18 November, 2023, Kotryna Lingienė / Kaunas Full of Culture | Interviews, News, Topic of the month

The great news of 2023, which warmed the hearts of architects, historians of this field, interwar period fans, and the general public, was that the modernist architecture of Kaunas has finally been included in the UNESCO World Heritage List.
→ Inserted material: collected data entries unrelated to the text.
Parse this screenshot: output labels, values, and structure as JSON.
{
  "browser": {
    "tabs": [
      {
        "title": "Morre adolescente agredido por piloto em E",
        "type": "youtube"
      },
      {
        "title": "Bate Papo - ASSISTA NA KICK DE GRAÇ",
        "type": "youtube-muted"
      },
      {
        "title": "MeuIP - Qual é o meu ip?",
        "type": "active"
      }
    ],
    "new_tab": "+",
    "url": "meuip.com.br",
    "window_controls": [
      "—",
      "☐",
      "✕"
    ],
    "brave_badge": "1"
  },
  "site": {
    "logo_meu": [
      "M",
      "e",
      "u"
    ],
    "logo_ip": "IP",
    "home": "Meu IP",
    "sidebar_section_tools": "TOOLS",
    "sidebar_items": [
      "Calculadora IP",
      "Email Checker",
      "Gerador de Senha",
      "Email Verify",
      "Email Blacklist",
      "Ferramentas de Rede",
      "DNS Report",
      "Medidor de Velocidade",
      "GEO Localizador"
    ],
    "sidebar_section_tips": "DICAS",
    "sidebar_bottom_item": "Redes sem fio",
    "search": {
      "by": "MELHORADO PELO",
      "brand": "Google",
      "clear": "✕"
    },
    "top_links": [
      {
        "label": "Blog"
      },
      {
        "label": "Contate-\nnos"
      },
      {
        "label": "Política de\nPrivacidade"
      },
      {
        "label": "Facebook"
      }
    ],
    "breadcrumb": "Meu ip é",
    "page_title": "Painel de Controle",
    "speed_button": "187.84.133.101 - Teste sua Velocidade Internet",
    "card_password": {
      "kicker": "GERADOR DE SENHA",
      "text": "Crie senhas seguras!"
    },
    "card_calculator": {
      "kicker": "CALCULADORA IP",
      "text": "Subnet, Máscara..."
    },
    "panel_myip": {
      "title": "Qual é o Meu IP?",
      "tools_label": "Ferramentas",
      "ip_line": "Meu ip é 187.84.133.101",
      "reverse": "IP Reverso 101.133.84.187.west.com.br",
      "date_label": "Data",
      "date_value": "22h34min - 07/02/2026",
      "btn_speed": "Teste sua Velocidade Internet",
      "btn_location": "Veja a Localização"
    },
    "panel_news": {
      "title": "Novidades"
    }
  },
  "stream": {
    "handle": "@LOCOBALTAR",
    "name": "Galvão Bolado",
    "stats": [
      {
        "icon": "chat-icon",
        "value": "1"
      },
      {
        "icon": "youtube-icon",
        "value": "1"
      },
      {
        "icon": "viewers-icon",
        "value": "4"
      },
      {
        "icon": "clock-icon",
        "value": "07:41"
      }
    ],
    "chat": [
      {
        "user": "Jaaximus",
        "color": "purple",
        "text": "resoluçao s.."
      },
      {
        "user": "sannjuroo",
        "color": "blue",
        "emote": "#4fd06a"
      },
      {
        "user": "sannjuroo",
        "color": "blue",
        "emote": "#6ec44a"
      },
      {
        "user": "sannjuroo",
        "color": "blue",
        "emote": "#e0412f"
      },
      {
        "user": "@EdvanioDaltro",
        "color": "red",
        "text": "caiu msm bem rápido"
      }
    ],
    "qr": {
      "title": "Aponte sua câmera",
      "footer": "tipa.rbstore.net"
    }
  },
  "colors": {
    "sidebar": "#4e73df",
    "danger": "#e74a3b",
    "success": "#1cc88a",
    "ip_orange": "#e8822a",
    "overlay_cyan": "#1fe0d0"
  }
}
When, some six years ago, we met businessmen Karolis Banys and Petras Gaidamavičius in an empty flat on Gedimino St. 48, their eyes were already burning with that flame that today unites hundreds of modernists or optimists. Art Deco Museum was opened in that same flat in May 2020. The Kaunas residents bought their second apartment nearby, in a building with rather expressive shapes located on Vytauto Avenue 58, where they planned to reside. However, the flame is too strong to keep it only for your own soul’s warmth. So, this January, the Amsterdam School Museum also invited the first visitors (to visit the apartments you must register for a guided tour).

Photo by Arvydas Čiukšys

The apartment on Gedimino Street presents the life and household of upper-middle-class interwar period Kaunas residents, but the only example of Dutch modernism in Kaunas, apartment no. 6, hides somewhat different, more personal, and private stories. Big dreams, successful businesses, ambitions and status, and the whole world at your feet… When you step into this apartment’s living room, you don’t feel like you are in the present or even in Lithuania. Then, walking around the rooms, looking at the curves of the furniture, observing the shadow play created by indoor plants and interior details, you become completely absorbed again and again. Although such solutions are not for everyone, they inspire fascinate, and invite one to take a deeper interest and ask more and more questions.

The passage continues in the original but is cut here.